Lillian stopped to look at leather bags. The bags were wonderful, from Florence and staggeringly expensive, but wonderful. A large brown shoulder bag, soft and light, suited her perfectly. She saw herself traveling with it comfortably; it would, in fact, encourage her to travel. She switched shoulders and took a few steps with it. It felt just right and it lifted her spirits. Lillian asked the saleswoman the price. Forty-five pounds, around two hundred dollars. An extravagance she thought she could afford.

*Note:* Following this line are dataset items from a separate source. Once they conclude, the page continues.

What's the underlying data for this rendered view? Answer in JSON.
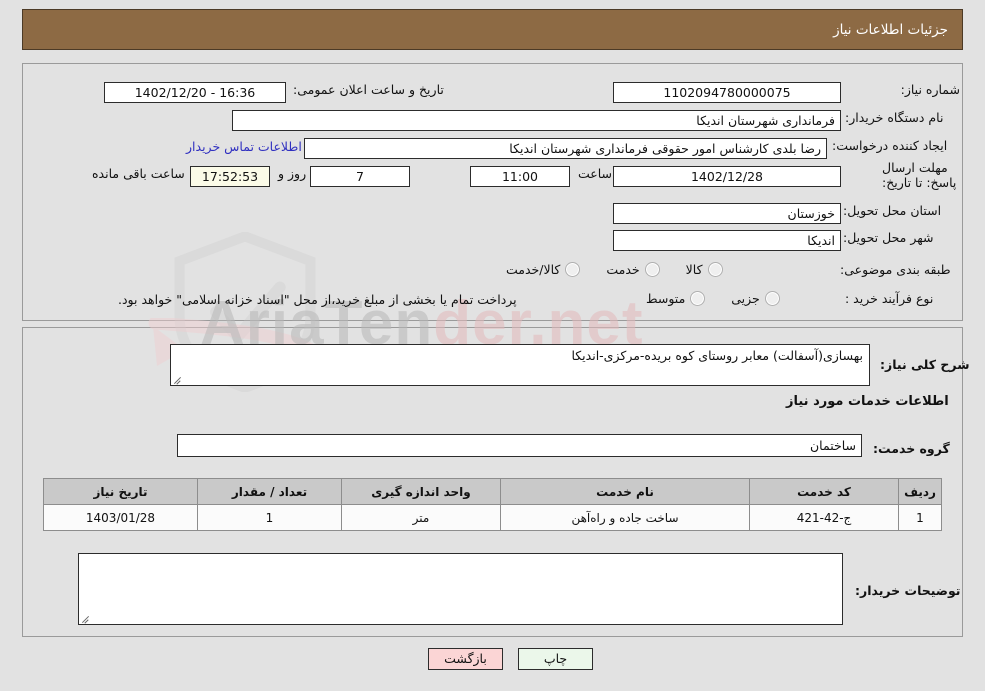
{
  "header": {
    "title": "جزئیات اطلاعات نیاز"
  },
  "form": {
    "need_number_label": "شماره نیاز:",
    "need_number_value": "1102094780000075",
    "announce_datetime_label": "تاریخ و ساعت اعلان عمومی:",
    "announce_datetime_value": "16:36 - 1402/12/20",
    "buyer_org_label": "نام دستگاه خریدار:",
    "buyer_org_value": "فرمانداری شهرستان اندیکا",
    "creator_label": "ایجاد کننده درخواست:",
    "creator_value": "رضا بلدی کارشناس امور حقوقی فرمانداری شهرستان اندیکا",
    "contact_link": "اطلاعات تماس خریدار",
    "deadline_label": "مهلت ارسال پاسخ: تا تاریخ:",
    "deadline_date": "1402/12/28",
    "hour_label": "ساعت",
    "hour_value": "11:00",
    "days_remaining": "7",
    "days_word": "روز و",
    "countdown": "17:52:53",
    "remaining_suffix": "ساعت باقی مانده",
    "province_label": "استان محل تحویل:",
    "province_value": "خوزستان",
    "city_label": "شهر محل تحویل:",
    "city_value": "اندیکا",
    "category_label": "طبقه بندی موضوعی:",
    "category_options": [
      {
        "label": "کالا",
        "checked": false
      },
      {
        "label": "خدمت",
        "checked": false
      },
      {
        "label": "کالا/خدمت",
        "checked": false
      }
    ],
    "process_label": "نوع فرآیند خرید :",
    "process_options": [
      {
        "label": "جزیی",
        "checked": false
      },
      {
        "label": "متوسط",
        "checked": false
      }
    ],
    "payment_note": "پرداخت تمام یا بخشی از مبلغ خرید،از محل \"اسناد خزانه اسلامی\" خواهد بود."
  },
  "need_summary": {
    "label": "شرح کلی نیاز:",
    "value": "بهسازی(آسفالت) معابر روستای کوه بریده-مرکزی-اندیکا"
  },
  "services_section": {
    "heading": "اطلاعات خدمات مورد نیاز",
    "group_label": "گروه خدمت:",
    "group_value": "ساختمان"
  },
  "table": {
    "columns": [
      "ردیف",
      "کد خدمت",
      "نام خدمت",
      "واحد اندازه گیری",
      "تعداد / مقدار",
      "تاریخ نیاز"
    ],
    "rows": [
      {
        "row_no": "1",
        "service_code": "ج-42-421",
        "service_name": "ساخت جاده و راه‌آهن",
        "unit": "متر",
        "quantity": "1",
        "need_date": "1403/01/28"
      }
    ]
  },
  "buyer_notes": {
    "label": "توضیحات خریدار:",
    "value": ""
  },
  "footer": {
    "back_label": "بازگشت",
    "print_label": "چاپ"
  },
  "watermark": {
    "text_left": "AriaTen",
    "text_right": "der.net"
  },
  "colors": {
    "header_bg": "#8d6a44",
    "page_bg": "#e2e2e2",
    "link": "#3030c0",
    "table_header_bg": "#c9c9c9",
    "back_btn_bg": "#fbd5d5",
    "print_btn_bg": "#ebf7ea",
    "countdown_bg": "#fbfbe8"
  }
}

The saleswoman wondered if she’d like to see some other Italian leather goods. Gloves, wallets, sewing boxes?
Perhaps a wallet for Hammett. She hadn’t bought him anything for a very long while … since … forever.
In the showcase alongside the wallets were leather-bound notebooks. This was her immediate inclination, a notebook for a writer, until she realized that Hammett would see it not as a gift but as an obligation. So a wallet it was. Not the long leather fold that slipped into a jacket pocket—Hammett wasn’t wearing many suit jackets these days—but a thin, stylishly black billfold for a pants pocket. Nineteen pounds.
Lillian’s check was accepted by the saleswoman, who needed a manager to sign the slip and initial the check. He asked for identification; she produced her passport. Everything was fine.
Rather than have the handbag wrapped, Lillian said she wished to carry it home on her shoulder. Might she transfer the contents of her old bag and have that one wrapped instead? Of course, madam. And the wallet, she’d like that gift wrapped as well. Why certainly. And here is your receipt. Thank you for your patronage.
Lillian felt fine, reinvigorated in fact, as she stepped out onto the Brompton Road. The chill in the air made her decide to take a cab home. A large red-faced man in a black coat and a black bowler suddenly blocked her path. “Excuse me, madam. I must ask you to return to the shop with me. There has been a discrepancy.”